Entering edit mode
22 months ago
iankeetkumar
•
0
I have a fasta file with CDS of a viral genome. These sequences are in order. By utilising the ids "fig|11292.9703.CDS.1"
Both the problems are separate
1. I want to merge these genes to form a whole genome?
I mean firstly I want to merge all the corresponding CDS into one big genome and then, next fasta file should start like
>Genome_1
ALL THE CDS COMBINED
>Genome_2
ALL THE CDS COMBINED
2. I want to replace their name, which is stored in another text file
Please help me!
The fasta file looks like this.
>fig|11292.9703.CDS.1|
atgagcaagatttttgtcaacccgagtgctatcagagccggtctggccgatctagagatg
gctgaagagactgttgatctgatcaatagaaacatagaagataatcaagctcatctccag
ggggaacccatagaagtggacaatctccctgaggacatgaggagacttcacttggatgac
ggaaaatcgtctaaccttgatgagatggccagagcgggggaaggcaagtatcgggaagac
>fig|11292.9703.CDS.2|
atgagcaagatttttgtcaacccgagtgctatcagagccggtctggccgatctagagatg
gctgaagagactgttgatctgatcaatagaaacatagaagataatcaagctcatctccag
ggggaacccatagaagtggacaatctccctgaggacatgaggagacttcacttggatgac
ggaaaatcgtctaaccttgatgagatggccagagcgggggaaggcaagtatcgggaagac
text file
fig|11292.9703.CDS.1| Name_of_organism
fig|11292.9703.CDS.2| Name_of_organism
If you require any additional information I would be happy to provide.

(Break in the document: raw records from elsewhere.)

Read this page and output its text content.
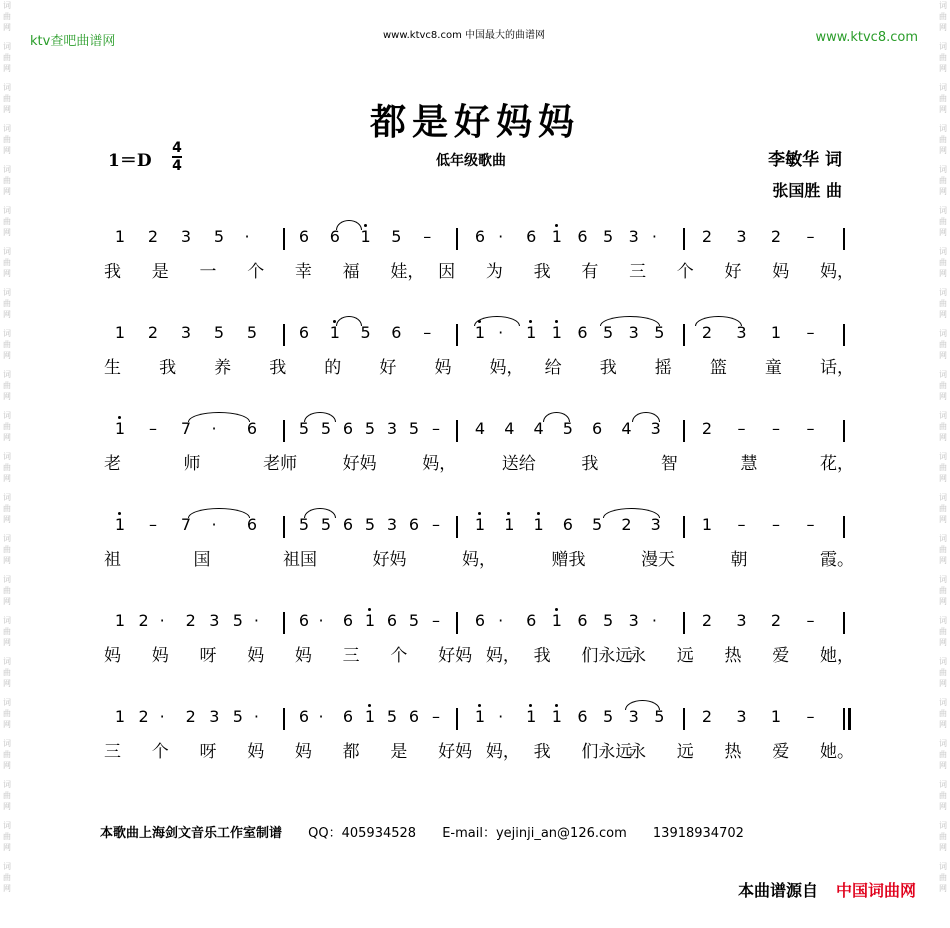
词
曲
网
词
曲
网
词
曲
网
词
曲
网
词
曲
网
词
曲
网
词
曲
网
词
曲
网
词
曲
网
词
曲
网
词
曲
网
词
曲
网
词
曲
网
词
曲
网
词
曲
网
词
曲
网
词
曲
网
词
曲
网
词
曲
网
词
曲
网
词
曲
网
词
曲
网
词
曲
网
词
曲
网
词
曲
网
词
曲
网
词
曲
网
词
曲
网
词
曲
网
词
曲
网
词
曲
网
词
曲
网
词
曲
网
词
曲
网
词
曲
网
词
曲
网
词
曲
网
词
曲
网
词
曲
网
词
曲
网
词
曲
网
词
曲
网
词
曲
网
词
曲
网
ktv查吧曲谱网	www.ktvc8.com 中国最大的曲谱网	www.ktvc8.com
都是好妈妈
1＝D
4
4	低年级歌曲	李敏华 词
张国胜 曲
1	2	3	5	·	6	6	1	5	–	6 ·	6 1 6 5 3 ·	2	3	2	–
我 是 一 个 幸 福 娃， 因 为 我 有 三 个 好 妈 妈，
1	2	3	5	5	6	1	5	6	–	1 ·	1 1 6 5 3 5	2	3	1	–
生 我 养 我 的 好 妈 妈， 给 我 摇 篮 童 话，
1	–	7	·	6	5 5 6 5 3 5 –	4	4	4	5	6	4	3	2	–	–	–
老	师	老师	好妈	妈，	送给	我	智	慧	花，
1	–	7	·	6	5 5 6 5 3 6 –	1	1	1	6	5	2	3	1	–	–	–
祖	国	祖国	好妈	妈，	赠我	漫天	朝	霞。
1 2 ·	2 3 5 ·	6 ·	6 1 6 5 –	6 ·	6 1 6 5 3 ·	2	3	2	–
妈 妈 呀 妈 妈 三 个 好妈 妈， 我 们永远
永 远 热 爱 她，
1 2 ·	2 3 5 ·	6 ·	6 1 5 6 –	1 ·	1 1 6 5 3 5	2	3	1	–
三 个 呀 妈 妈 都 是 好妈 妈， 我 们永远
永 远 热 爱 她。
本歌曲上海剑文音乐工作室制谱 QQ：405934528 E-mail：yejinji_an@126.com 13918934702
本曲谱源自 中国词曲网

1) https://man7.org/linux/man-pages/man1/cat.1.html
2) replace fasta headers with another name in a text file ; Renaming fasta headers according to a matching name list ; etc... etc....
There are lots of examples in the search results:
https://www.biostars.org/post/search/?query=rename+fasta+header
https://www.biostars.org/post/search/?query=merge+fasta
You can merge your CDS from a genome by several commands, as suggested by others, but all merged CDS does constitute the whole genome. What about intergenic regions?
By following your concept, you can make an arbitrary sequence that constitutes of all CDS attached side by side.
That's what I want. I was doing the analysis based on wgs, but the staring and end were not matching and it seems the MSA algorithm that I am using was not able to align gene to gene. I always saw a frame shift.